Da Staudenpflanzen einem Jahresrhythmus unterworfen sind, erreichen Sie Ihre Pflanzen nicht immer in einem üppig grünen Zustand, sondern im Winter/Frühjahr evtl. im noch andauernden Winterschlaf, bei dem die meisten Stauden in Ihrem Wurzelballen bzw. Rhizomen oder Knollen überdauern, oder im Herbst bereits wieder in Vorbereitung auf diesen Zustand. Dann erhalten Sie als Kunde z.B. einen scheinbar nur erdgefüllten Topf, oder eine Pflanze mit oberirdisch abgestorbenen Trieben oder erst bei genauerem Hinschauen kleinen Trieben in `Wartestellung´. Lassen Sie sich davon nicht erschrecken, denn Sie können gewiss sein, dass wir Ihre Pflanze auf ihren gesunden Zustand hin überprüft haben. Sollten Sie trotzdem einmal große Zweifel haben, melden Sie sich bei uns.

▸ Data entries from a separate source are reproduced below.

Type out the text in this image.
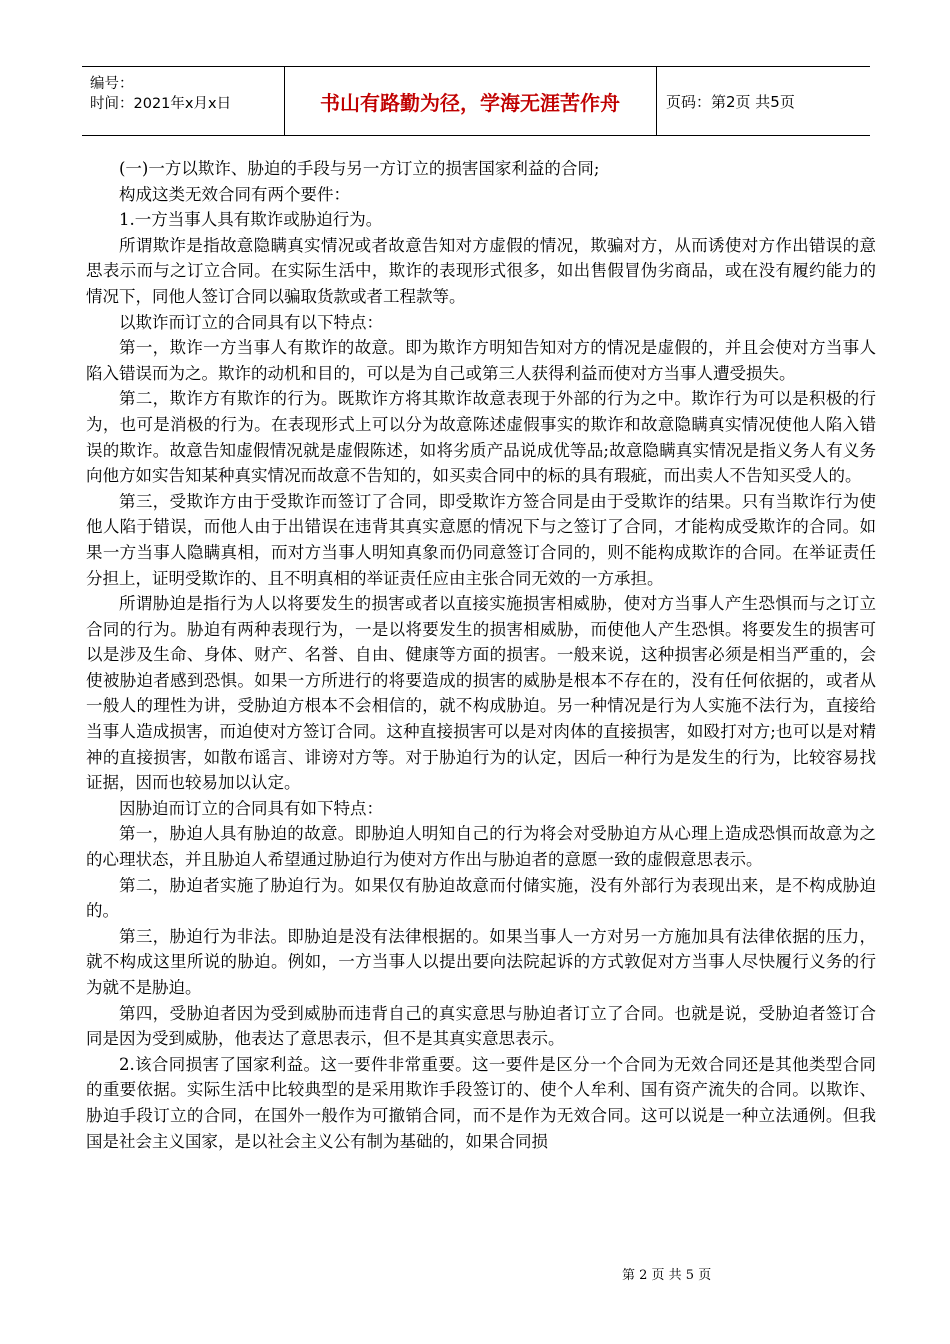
编号：
时间：2021年x月x日	书山有路勤为径，学海无涯苦作舟	页码：第2页 共5页

(一)一方以欺诈、胁迫的手段与另一方订立的损害国家利益的合同;

构成这类无效合同有两个要件：

1.一方当事人具有欺诈或胁迫行为。

所谓欺诈是指故意隐瞒真实情况或者故意告知对方虚假的情况，欺骗对方，从而诱使对方作出错误的意思表示而与之订立合同。在实际生活中，欺诈的表现形式很多，如出售假冒伪劣商品，或在没有履约能力的情况下，同他人签订合同以骗取货款或者工程款等。

以欺诈而订立的合同具有以下特点：

第一，欺诈一方当事人有欺诈的故意。即为欺诈方明知告知对方的情况是虚假的，并且会使对方当事人陷入错误而为之。欺诈的动机和目的，可以是为自己或第三人获得利益而使对方当事人遭受损失。

第二，欺诈方有欺诈的行为。既欺诈方将其欺诈故意表现于外部的行为之中。欺诈行为可以是积极的行为，也可是消极的行为。在表现形式上可以分为故意陈述虚假事实的欺诈和故意隐瞒真实情况使他人陷入错误的欺诈。故意告知虚假情况就是虚假陈述，如将劣质产品说成优等品;故意隐瞒真实情况是指义务人有义务向他方如实告知某种真实情况而故意不告知的，如买卖合同中的标的具有瑕疵，而出卖人不告知买受人的。

第三，受欺诈方由于受欺诈而签订了合同，即受欺诈方签合同是由于受欺诈的结果。只有当欺诈行为使他人陷于错误，而他人由于出错误在违背其真实意愿的情况下与之签订了合同，才能构成受欺诈的合同。如果一方当事人隐瞒真相，而对方当事人明知真象而仍同意签订合同的，则不能构成欺诈的合同。在举证责任分担上，证明受欺诈的、且不明真相的举证责任应由主张合同无效的一方承担。

所谓胁迫是指行为人以将要发生的损害或者以直接实施损害相威胁，使对方当事人产生恐惧而与之订立合同的行为。胁迫有两种表现行为，一是以将要发生的损害相威胁，而使他人产生恐惧。将要发生的损害可以是涉及生命、身体、财产、名誉、自由、健康等方面的损害。一般来说，这种损害必须是相当严重的，会使被胁迫者感到恐惧。如果一方所进行的将要造成的损害的威胁是根本不存在的，没有任何依据的，或者从一般人的理性为讲，受胁迫方根本不会相信的，就不构成胁迫。另一种情况是行为人实施不法行为，直接给当事人造成损害，而迫使对方签订合同。这种直接损害可以是对肉体的直接损害，如殴打对方;也可以是对精神的直接损害，如散布谣言、诽谤对方等。对于胁迫行为的认定，因后一种行为是发生的行为，比较容易找证据，因而也较易加以认定。

因胁迫而订立的合同具有如下特点：

第一，胁迫人具有胁迫的故意。即胁迫人明知自己的行为将会对受胁迫方从心理上造成恐惧而故意为之的心理状态，并且胁迫人希望通过胁迫行为使对方作出与胁迫者的意愿一致的虚假意思表示。

第二，胁迫者实施了胁迫行为。如果仅有胁迫故意而付储实施，没有外部行为表现出来，是不构成胁迫的。

第三，胁迫行为非法。即胁迫是没有法律根据的。如果当事人一方对另一方施加具有法律依据的压力，就不构成这里所说的胁迫。例如，一方当事人以提出要向法院起诉的方式敦促对方当事人尽快履行义务的行为就不是胁迫。

第四，受胁迫者因为受到威胁而违背自己的真实意思与胁迫者订立了合同。也就是说，受胁迫者签订合同是因为受到威胁，他表达了意思表示，但不是其真实意思表示。

2.该合同损害了国家利益。这一要件非常重要。这一要件是区分一个合同为无效合同还是其他类型合同的重要依据。实际生活中比较典型的是采用欺诈手段签订的、使个人牟利、国有资产流失的合同。以欺诈、胁迫手段订立的合同，在国外一般作为可撤销合同，而不是作为无效合同。这可以说是一种立法通例。但我国是社会主义国家，是以社会主义公有制为基础的，如果合同损

第 2 页 共 5 页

Wenn Ihre Pflanzen sich nach etwa einem Tag ausreichend vom Versand erholt haben, so ist es das Beste, wenn Sie sie nun am geeigneten Standort einpflanzen. Dabei sollte die Oberkante des Wurzelballens bündig mit der Erdoberfläche sein, also auch keine unteren Teile des Austriebs `verbuddelt´ werden, aber dennoch das Wurzelwerk vollständig im Erdreich eingebracht sein. Nach dem Einpflanzen noch gut angießen und auch - besonders an warmen Tagen - immer ausreichend mit Wasser versorgen. Sind die Pflanzen bald eingewurzelt und angewachsen, ist diese Achtsamkeit in dem Umfang nicht mehr nötig. Bei Pflanzung von Stauden im späten Jahr sollte man diese dagegen nicht zu nass halten, denn Winterkälte in Verbindung mit Winternässe kann zu Fäulnis führen, und die Pflanze hat in Ermangelung ihres Blattwerks und der daher stark eingeschränkten Transpiration auch gar keine Verwendung mehr für so viel Wasser.

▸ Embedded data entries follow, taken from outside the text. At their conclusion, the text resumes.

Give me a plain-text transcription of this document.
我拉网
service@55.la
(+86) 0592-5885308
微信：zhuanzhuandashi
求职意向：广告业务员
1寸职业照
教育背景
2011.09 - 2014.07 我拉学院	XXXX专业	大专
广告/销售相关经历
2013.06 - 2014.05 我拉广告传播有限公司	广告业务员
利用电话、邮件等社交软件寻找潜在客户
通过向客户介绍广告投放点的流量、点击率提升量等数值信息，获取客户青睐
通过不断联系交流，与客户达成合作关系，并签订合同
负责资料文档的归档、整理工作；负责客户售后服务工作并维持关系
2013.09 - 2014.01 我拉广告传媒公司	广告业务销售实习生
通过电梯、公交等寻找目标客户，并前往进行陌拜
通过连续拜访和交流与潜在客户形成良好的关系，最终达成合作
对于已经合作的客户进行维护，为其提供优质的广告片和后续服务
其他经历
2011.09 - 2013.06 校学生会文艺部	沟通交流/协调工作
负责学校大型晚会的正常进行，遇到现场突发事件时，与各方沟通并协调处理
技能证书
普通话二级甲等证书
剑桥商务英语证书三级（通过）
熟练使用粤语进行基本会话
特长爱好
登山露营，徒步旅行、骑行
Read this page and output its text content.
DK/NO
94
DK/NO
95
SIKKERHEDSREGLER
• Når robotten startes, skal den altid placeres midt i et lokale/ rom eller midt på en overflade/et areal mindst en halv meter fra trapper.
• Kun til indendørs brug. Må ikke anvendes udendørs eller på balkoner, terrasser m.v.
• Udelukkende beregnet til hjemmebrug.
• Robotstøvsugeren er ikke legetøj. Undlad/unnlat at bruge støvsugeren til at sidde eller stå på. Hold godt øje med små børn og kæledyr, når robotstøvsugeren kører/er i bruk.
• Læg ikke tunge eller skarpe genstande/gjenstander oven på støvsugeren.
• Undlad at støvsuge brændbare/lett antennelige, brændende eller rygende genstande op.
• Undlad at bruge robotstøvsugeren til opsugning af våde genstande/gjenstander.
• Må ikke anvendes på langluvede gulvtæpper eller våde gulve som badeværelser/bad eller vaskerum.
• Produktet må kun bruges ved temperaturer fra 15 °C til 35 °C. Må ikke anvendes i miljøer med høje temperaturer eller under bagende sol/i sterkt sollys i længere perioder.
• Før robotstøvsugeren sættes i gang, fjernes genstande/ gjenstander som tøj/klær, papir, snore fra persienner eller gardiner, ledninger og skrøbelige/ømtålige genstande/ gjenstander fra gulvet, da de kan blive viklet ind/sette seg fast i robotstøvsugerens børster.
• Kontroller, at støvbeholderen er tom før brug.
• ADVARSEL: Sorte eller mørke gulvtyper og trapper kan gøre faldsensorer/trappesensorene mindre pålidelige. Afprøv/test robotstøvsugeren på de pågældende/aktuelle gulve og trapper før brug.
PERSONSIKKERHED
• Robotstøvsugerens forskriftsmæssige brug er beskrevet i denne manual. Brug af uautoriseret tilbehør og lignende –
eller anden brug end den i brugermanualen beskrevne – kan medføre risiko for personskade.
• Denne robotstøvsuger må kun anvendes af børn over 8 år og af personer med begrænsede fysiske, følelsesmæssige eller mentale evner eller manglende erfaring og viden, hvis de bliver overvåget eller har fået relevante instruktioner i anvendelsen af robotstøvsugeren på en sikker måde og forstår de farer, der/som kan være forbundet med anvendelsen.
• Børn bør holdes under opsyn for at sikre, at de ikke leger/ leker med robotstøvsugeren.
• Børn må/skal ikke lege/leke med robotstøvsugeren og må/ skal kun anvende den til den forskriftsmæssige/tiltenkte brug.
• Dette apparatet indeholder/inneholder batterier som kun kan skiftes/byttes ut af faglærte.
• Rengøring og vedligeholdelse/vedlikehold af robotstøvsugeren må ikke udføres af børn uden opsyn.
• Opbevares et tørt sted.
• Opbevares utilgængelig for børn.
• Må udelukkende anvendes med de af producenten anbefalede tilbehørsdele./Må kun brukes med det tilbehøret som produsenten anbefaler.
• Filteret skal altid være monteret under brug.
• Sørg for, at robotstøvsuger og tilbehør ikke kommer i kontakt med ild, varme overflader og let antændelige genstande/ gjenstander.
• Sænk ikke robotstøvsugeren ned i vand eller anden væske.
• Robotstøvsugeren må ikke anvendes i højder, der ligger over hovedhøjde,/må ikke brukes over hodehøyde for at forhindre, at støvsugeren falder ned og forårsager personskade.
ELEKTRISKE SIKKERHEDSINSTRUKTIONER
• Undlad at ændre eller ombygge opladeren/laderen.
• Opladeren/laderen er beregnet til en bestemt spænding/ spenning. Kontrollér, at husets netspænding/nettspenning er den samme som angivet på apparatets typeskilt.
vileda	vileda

Tipps zur weiteren Pflege Ihrer Stauden:
Schon in der  Wachstumsphase, noch bevor es zur Blüte kommt, kann ein teilweises oder gänzliches Einkürzen der Triebe die Standkraft und Üppigkeit der Pflanze verbessern. In den meisten Fällen verzweigen sich zurückgeschnittene Triebe noch einmal, so dass der Wuchs buschiger wird. Nachdem die erste Blüte noch nicht ganz vorbei ist, schneidet man die Blütenstände noch einmal zurück, und erhält so häufig nochmal eine Verlängerung der Blütezeit, denn für die Pflanzen ist das eigentliche Ziel ihrer Blüte, die Samenbildung, somit noch nicht erreicht, und sie machen einen weiteren Versuch, indem sie neue Blüten treiben. Sie können auch regelmäßig einzelne verblühte Blütenstände herausschneiden. Bevor der Winter kommt, schneiden Sie ebenso noch einmal Ihre Stauden zurück. Dies tun Sie am besten, noch bevor die Samenbildung einsetzt, denn diese ist kraftraubend für die Pflanzen und verringert ihre Reserven, um gut durch den Winter zu kommen (ausgenommen sind Stauden, deren Samenstände üblicherweise als attraktive Struktur für den winterlichen Garten stehengelassen werden, oder in Fällen, wo Sie eine Versamung der Staude wünschen). Bei einigen wenigen Stauden, wie z.B. dem Pampasgras (Cortaderia selloana) ist Rückschnitt vor dem Winter kontraproduktiv, denn dann läuft Wasser in die Hohlräume der Stengel bis unten in die Pflanze hinein, wo es zusammen mit dem Frost einen tiefgehenden Schaden verursacht. Hier bindet man besser die Pflanze zusammen und gibt Winterschutz mit geeignetem Vlies zum Umpacken oder Abdecken mit Tannengrün. Solche Maßnahmen zum Winterschutz der vorher zurückgeschnittenen Stauden sind auch dann sinnvoll, wenn Pflanzen eher empfindlich auf die Winterkälte/-nässe reagieren oder wenn Pflanzen erst kurz vor dem Winter gepflanzt wurden und nicht mehr viel Zeit hatten, einzuwurzeln.